All of these things, and many more similar ones, were occurring in the latter part of the third century.

In the year of our Lord 248 Cyprian was ordained a presbyter in the church at Carthage. Ten years later he laid down his life for Jesus. It is said of him that he “displayed a benevolent and pious mind and evinced much of the character of the Christian pastor in the affectionate solicitude with which he watched over his flock.” In epistle eleven he says: “It must be owned and confessed that the outrageous and heavy calamity which hath almost devoured our flock, and continues to devour it to this day, hath happened to us because of our sins, since we keep not the way of the Lord, nor observe his heavenly commands, which were designed to lead us to salvation. Christ our Lord fulfilled the will of the Father, but we neglect the will of Christ. Our principal study is to get money and estates; we follow after pride, we are at leisure for nothing but emulation and quarreling, and have neglected the simplicity of faith. We have renounced [pg 376] this world in words only, and not in deed. Every one studies to please himself and to displease others.”

This account of professed Christianity at this time by Cyprian is confirmed by the testimony of Eusebius, who was nearly contemporary with him. “Through too much liberty they grew negligent and slothful, envying and reproaching one another, waging, as it were, civil wars among themselves, bishops quarreling with bishops, and the people divided into parties.
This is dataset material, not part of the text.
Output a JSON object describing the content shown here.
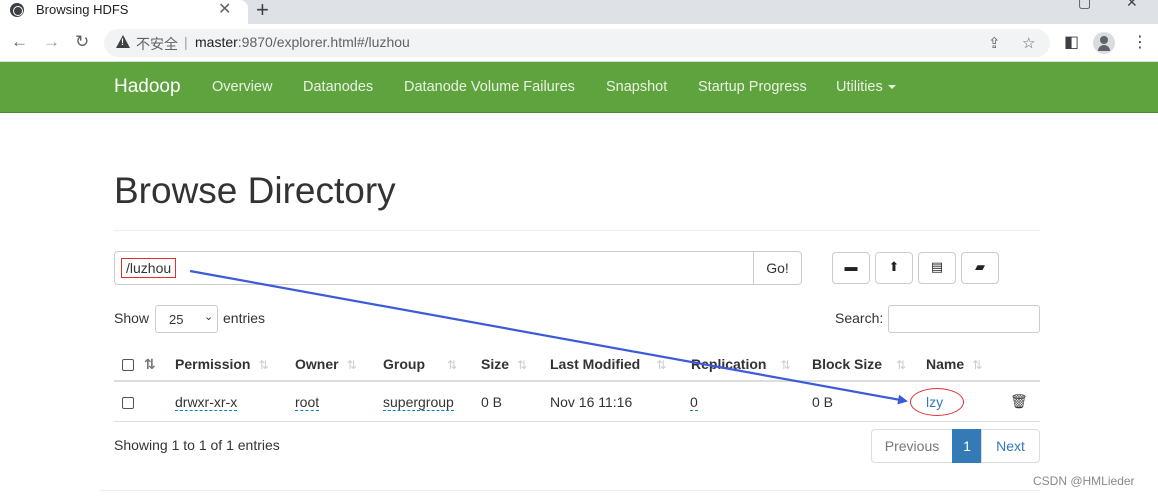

Hypocrisy and deceit were grown to the highest pitch of wickedness. They were become so insensible as not so much as to think of appeasing the divine anger; but like atheists they thought the world destitute of any providential government and care, and thus added one crime to another. The bishops themselves had thrown off all concern about religion, were perpetually contending with one another, and did nothing but quarrel with and threaten and envy and hate one another: they were full of ambition and tyrannically used their power.”—Eusebius' History, Book VIII, Chap. I, as quoted in Jones' Church History.

Ruter's Church History. (Third Century.)

“With the opinions, the Christian teachers had adopted the habits and manners of the philosophic school. They assumed the dress of the pompous sophist, and delivered the plain doctrines of the gospel with strained and studied eloquence.”